Читать книгу 📗 Четверокнижие - Лянькэ Янь
— У меня самого муки почти не осталось, теперь будем встречаться через день.
Пианистка замерла и вдруг кинулась ему на грудь, поцеловала в губы:
— Ты ведь начальство, ты поедешь наверх и возьмешь еще. Завтра я обойдусь без белой лепешки, мне довольно будет кукурузной.
— Все-таки городских и образованных приятней иметь, чем деревенских, — усмехнулся напоследок мужчина и принялся одеваться.
И все стихло. Я медленно отполз от окна и уселся под солнцем на верху печи, в голове у меня гудело, перед глазами стояло белоснежное тело Пианистки, я видел, как она буравила глазами половинку белой пампушки, пока над ней трудился мужчина, как жадно ее глотала. Облака в высоком и чистом небе с тихим топотом шагали под солнечными лучами. В округе появилось еще несколько дымков от очагов с травяным отваром, они поднимались к небу, свиваясь, словно пеньковые веревки, а после будто бы застывали, но на самом деле медленно рассеивались и исчезали в небе. Все-таки зима еще не кончилась, в воздухе держался холод, припорошенный слабым теплом полдневного солнца. В перекрестье тепла и холода пески и сухие корни источали серовато-желтый свет; запах жухлой травы и сухого песка, размятый солнечными лучами, оборачивался диким духом водорослей, которые долго лежали на ветру и солнце. Но вот среди толчеи разных запахов я различил, как из печи вылетел и завис в поднебесье аромат белой пампушки и посверкивающий румяный запах каленых бобов. Разглядывая далекие дымки, я вытянул шею, вдохнул сытные ароматы, а услышав под собой шаги, мигом сполз к середине печи, развернулся и увидел, что Пианистка с мужчиной выбрались наружу, осмотрелись по сторонам и направились в разные стороны.

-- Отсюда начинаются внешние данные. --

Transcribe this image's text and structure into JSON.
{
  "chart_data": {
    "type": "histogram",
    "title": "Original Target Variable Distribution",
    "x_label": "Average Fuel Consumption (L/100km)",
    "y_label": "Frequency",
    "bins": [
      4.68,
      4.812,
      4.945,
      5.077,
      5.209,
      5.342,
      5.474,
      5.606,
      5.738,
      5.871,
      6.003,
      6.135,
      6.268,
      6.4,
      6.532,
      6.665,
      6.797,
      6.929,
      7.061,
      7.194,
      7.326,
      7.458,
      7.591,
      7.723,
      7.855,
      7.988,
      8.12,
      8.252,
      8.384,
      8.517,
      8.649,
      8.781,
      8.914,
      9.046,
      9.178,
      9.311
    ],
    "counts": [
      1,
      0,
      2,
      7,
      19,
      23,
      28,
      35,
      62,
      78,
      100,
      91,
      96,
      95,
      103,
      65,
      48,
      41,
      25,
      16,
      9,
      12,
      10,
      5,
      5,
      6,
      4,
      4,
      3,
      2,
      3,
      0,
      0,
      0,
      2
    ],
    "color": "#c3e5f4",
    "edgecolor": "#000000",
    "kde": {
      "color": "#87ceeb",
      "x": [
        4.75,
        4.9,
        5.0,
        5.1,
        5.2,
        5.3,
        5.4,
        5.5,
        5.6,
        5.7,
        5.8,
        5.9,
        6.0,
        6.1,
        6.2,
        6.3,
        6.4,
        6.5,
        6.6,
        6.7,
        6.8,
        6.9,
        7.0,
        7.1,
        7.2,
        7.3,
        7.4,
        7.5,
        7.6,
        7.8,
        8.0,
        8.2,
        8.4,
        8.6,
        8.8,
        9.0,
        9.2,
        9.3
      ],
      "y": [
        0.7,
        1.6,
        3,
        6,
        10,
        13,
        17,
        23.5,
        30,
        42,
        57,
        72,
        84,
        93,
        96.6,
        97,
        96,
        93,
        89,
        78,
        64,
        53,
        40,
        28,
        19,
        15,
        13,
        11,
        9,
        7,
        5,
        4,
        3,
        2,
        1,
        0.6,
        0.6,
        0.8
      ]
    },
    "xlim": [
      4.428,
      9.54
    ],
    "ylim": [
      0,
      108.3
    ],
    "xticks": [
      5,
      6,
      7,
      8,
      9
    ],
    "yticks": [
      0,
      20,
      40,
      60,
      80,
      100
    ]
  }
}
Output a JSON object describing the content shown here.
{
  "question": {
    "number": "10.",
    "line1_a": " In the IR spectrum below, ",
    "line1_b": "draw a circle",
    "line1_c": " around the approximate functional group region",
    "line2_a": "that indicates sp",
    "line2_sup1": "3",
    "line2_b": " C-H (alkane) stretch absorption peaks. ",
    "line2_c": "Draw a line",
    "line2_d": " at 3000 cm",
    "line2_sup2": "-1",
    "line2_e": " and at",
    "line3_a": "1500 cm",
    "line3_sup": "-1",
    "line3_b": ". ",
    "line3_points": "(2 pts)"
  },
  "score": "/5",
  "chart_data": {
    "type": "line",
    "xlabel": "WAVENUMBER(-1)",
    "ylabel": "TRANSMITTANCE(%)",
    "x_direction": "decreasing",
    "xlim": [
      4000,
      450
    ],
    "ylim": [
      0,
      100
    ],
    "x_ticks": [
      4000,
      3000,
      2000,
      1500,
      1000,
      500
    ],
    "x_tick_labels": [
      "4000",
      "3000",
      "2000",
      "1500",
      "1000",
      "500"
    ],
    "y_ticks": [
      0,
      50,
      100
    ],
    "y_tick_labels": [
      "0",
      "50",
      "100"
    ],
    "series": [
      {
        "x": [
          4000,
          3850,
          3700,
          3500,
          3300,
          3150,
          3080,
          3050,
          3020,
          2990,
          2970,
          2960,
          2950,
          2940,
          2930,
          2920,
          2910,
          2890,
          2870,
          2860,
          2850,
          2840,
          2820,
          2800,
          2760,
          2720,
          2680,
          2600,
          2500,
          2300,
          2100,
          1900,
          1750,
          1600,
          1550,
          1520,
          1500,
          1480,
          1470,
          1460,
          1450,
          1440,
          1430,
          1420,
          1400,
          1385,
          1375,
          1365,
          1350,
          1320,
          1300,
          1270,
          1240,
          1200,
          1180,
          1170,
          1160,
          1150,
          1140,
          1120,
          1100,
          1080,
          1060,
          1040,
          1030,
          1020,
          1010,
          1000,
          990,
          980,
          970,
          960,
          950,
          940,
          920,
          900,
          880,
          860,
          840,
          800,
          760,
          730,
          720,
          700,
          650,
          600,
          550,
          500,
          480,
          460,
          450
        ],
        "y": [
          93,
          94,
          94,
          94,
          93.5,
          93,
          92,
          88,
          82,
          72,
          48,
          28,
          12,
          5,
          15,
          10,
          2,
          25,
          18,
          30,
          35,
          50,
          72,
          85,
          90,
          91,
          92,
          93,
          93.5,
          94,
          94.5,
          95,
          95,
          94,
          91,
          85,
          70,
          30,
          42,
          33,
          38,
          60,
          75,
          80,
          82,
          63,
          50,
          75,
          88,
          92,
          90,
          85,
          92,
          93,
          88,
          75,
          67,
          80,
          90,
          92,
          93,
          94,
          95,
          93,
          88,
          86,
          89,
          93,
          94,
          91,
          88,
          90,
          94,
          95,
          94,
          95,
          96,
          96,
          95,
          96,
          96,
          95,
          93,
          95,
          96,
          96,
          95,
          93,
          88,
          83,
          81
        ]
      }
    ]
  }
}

Когда они отошли достаточно далеко, я спустился вниз и забрался в топку, — одеяло, которым они укрывались, было сложено у стены, защищенной от дождя и ветра, а сверху забросано сухой травой.
Я убрал траву, развернул одеяло, в ноздри мне ударила грязная вонь, но сквозь вонь пробивались другие запахи, я потряс одеяло и подобрал с земли несколько хлебных крошек и пару каленых бобов. Торопливо проглотив крошки с бобами, я сложил одеяло, забросал его сухой травой, вышел наружу и увидел, что мужчина направляется к лагерю девяносто восьмого участка, а Пианистка идет в сторону девяносто девятого участка, ее пунцовая курточка с отложным воротничком плывет по дороге, похожая на тлеющий огонек, что никак не погаснет.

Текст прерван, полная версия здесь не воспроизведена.